Posted: Fri, 01 Nov 2019
Faith schools drop dramatically in league tables when fairer indicators of pupils' background are taken into account, a study by University of Bristol academics has found.
The study, published by the think tank the Northern Powerhouse Partnership, found that faith schools' scores fall "substantially" once educational advantage is taken into account.
Faith schools tend to gain high average scores under Progress 8, an official measure which the Department for Education uses to hold schools to account.
But the study found that Progress 8 punishes schools for teaching high proportions of pupils from disadvantaged backgrounds.
The study proposes a different measure of school performance, called the Fair Secondary School Index. A fifth of schools saw their national league table position change by over 500 places in this index, in comparison to the Progress 8 measure.

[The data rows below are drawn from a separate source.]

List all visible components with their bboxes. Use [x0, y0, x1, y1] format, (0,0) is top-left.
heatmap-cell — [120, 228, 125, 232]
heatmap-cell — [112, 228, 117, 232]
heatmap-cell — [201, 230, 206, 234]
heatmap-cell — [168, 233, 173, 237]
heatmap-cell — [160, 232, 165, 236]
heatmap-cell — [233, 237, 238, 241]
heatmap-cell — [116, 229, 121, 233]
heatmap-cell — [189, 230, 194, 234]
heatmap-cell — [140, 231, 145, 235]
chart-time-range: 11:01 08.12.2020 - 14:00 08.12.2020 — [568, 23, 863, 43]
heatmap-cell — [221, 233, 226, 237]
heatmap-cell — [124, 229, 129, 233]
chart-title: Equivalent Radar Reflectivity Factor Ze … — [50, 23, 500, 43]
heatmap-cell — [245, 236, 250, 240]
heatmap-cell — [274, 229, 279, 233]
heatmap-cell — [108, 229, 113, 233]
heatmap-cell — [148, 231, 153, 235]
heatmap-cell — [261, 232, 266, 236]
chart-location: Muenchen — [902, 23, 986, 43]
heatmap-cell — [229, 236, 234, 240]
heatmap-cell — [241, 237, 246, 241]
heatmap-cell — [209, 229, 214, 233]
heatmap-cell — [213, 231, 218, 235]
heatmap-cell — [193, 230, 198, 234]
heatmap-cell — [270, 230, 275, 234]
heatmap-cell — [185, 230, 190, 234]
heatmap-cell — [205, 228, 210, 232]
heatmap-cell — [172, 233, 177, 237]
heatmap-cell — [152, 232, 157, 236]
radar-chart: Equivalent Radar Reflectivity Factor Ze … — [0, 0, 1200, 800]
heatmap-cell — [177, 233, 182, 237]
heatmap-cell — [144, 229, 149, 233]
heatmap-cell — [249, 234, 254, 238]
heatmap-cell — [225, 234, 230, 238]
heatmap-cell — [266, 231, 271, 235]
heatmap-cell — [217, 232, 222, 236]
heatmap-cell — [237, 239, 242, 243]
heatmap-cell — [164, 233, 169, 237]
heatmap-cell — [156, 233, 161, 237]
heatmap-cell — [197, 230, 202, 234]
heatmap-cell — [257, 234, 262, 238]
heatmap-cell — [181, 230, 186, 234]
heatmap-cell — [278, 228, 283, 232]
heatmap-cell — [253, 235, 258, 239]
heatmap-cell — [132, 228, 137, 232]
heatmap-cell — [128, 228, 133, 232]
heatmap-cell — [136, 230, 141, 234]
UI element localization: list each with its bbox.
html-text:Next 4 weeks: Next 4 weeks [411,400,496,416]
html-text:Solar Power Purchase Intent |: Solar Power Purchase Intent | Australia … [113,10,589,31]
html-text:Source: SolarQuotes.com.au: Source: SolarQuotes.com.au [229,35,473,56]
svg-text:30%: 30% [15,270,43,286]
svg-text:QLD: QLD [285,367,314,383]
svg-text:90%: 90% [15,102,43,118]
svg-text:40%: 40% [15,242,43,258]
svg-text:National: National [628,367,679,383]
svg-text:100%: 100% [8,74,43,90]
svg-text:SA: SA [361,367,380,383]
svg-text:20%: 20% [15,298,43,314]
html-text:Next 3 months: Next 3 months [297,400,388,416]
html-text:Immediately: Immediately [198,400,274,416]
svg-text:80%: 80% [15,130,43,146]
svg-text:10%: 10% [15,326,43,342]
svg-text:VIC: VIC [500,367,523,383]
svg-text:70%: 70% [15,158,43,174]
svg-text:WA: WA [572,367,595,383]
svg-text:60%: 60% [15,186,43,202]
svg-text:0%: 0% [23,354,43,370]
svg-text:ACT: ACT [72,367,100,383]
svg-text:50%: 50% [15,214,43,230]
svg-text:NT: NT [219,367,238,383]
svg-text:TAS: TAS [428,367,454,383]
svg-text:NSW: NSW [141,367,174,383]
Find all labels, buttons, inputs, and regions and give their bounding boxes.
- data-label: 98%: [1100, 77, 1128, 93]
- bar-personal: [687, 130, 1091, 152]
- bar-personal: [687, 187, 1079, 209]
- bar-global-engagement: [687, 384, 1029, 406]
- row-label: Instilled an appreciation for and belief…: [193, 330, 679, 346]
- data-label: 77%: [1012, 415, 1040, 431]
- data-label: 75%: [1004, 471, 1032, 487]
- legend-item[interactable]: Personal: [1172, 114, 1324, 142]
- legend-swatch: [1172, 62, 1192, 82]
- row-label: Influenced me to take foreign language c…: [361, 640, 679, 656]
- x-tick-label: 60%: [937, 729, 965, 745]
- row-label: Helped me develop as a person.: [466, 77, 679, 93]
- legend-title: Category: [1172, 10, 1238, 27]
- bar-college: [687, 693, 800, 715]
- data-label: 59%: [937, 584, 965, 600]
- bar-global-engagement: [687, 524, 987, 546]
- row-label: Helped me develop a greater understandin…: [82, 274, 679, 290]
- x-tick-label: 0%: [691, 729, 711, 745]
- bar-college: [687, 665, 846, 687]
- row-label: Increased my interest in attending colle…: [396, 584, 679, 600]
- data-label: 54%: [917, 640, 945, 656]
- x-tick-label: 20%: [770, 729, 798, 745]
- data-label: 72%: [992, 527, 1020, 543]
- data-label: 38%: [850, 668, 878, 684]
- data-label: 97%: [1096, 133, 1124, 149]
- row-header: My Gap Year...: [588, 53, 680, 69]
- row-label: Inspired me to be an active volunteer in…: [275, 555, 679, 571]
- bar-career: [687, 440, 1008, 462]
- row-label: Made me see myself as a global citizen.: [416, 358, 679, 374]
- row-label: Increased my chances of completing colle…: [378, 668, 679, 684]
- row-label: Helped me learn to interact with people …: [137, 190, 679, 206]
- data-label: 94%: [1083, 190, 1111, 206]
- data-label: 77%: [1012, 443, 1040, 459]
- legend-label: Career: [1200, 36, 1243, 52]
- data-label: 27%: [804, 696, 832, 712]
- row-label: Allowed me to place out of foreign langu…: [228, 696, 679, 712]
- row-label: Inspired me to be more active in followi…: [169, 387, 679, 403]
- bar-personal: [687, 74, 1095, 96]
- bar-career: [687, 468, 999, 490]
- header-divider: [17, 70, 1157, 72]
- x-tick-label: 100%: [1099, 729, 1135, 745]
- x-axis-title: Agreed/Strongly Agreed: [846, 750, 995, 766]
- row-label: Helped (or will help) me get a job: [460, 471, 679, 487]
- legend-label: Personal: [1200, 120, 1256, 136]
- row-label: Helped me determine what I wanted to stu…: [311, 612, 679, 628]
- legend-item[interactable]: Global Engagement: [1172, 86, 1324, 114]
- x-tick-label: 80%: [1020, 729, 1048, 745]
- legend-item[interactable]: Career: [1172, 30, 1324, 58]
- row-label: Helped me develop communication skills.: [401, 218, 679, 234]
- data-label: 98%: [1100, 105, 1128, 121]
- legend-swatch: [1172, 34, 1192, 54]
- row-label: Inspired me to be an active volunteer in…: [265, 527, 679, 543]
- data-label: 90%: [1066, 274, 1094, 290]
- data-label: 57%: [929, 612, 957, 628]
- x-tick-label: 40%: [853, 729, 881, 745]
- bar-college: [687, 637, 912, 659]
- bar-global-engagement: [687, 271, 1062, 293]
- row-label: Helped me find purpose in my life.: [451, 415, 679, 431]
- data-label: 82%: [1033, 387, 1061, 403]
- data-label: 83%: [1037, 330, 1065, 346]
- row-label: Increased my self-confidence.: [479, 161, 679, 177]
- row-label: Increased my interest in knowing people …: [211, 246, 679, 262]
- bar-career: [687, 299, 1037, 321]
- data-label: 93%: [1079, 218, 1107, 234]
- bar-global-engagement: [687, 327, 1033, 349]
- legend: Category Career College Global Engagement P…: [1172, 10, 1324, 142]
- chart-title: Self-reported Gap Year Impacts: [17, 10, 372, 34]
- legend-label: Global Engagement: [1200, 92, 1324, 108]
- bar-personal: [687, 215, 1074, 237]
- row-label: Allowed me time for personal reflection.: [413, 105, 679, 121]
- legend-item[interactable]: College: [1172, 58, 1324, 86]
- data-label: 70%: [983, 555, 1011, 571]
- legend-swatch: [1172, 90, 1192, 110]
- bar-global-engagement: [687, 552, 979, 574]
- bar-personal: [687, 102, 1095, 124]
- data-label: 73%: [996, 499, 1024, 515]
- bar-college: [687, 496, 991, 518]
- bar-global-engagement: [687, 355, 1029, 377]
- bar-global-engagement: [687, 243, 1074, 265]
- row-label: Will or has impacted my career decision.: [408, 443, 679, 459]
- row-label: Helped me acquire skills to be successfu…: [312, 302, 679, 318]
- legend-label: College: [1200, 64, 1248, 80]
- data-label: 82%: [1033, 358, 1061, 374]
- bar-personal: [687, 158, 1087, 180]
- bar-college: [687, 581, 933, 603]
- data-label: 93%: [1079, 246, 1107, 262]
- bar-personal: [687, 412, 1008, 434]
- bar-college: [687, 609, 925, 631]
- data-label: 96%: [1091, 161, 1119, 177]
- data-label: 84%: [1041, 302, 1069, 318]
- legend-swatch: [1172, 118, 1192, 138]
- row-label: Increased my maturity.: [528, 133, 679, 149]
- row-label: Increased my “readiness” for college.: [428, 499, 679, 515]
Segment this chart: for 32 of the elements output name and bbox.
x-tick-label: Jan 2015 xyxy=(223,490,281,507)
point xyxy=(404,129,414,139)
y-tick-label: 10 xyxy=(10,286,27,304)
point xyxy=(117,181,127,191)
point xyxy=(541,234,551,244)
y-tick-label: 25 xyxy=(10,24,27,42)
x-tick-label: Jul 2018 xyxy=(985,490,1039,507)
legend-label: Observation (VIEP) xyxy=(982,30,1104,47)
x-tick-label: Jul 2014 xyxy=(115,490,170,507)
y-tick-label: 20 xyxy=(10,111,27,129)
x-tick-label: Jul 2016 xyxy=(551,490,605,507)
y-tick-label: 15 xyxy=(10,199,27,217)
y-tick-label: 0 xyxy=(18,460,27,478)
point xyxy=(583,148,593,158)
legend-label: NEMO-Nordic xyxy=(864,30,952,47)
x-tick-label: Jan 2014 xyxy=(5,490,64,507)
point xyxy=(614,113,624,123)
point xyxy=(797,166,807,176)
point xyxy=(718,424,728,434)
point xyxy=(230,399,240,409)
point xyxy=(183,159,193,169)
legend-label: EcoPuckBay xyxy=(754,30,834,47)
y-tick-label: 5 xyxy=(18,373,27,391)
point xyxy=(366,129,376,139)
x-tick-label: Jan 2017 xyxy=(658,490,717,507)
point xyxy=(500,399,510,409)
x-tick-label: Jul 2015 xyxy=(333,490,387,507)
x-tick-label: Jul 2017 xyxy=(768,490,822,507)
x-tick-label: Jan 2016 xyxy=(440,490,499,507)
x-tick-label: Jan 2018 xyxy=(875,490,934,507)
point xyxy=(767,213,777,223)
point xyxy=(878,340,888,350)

In response to the study, No More Faith Schools campaigner Alastair Lichten said: "Proponents of faith schools often argue that a religious school ethos leads to better academic results. But this is just the latest evidence to expose that myth.
"Where faith schools appear to do better than other schools, it's often the result of social selection – a process which harms opportunities for disadvantaged pupils and undermines social cohesion.
"Once the myth of faith schools' academic prowess is exposed, it becomes even harder to justify segregating children by religious background or pushing religious worldviews on them."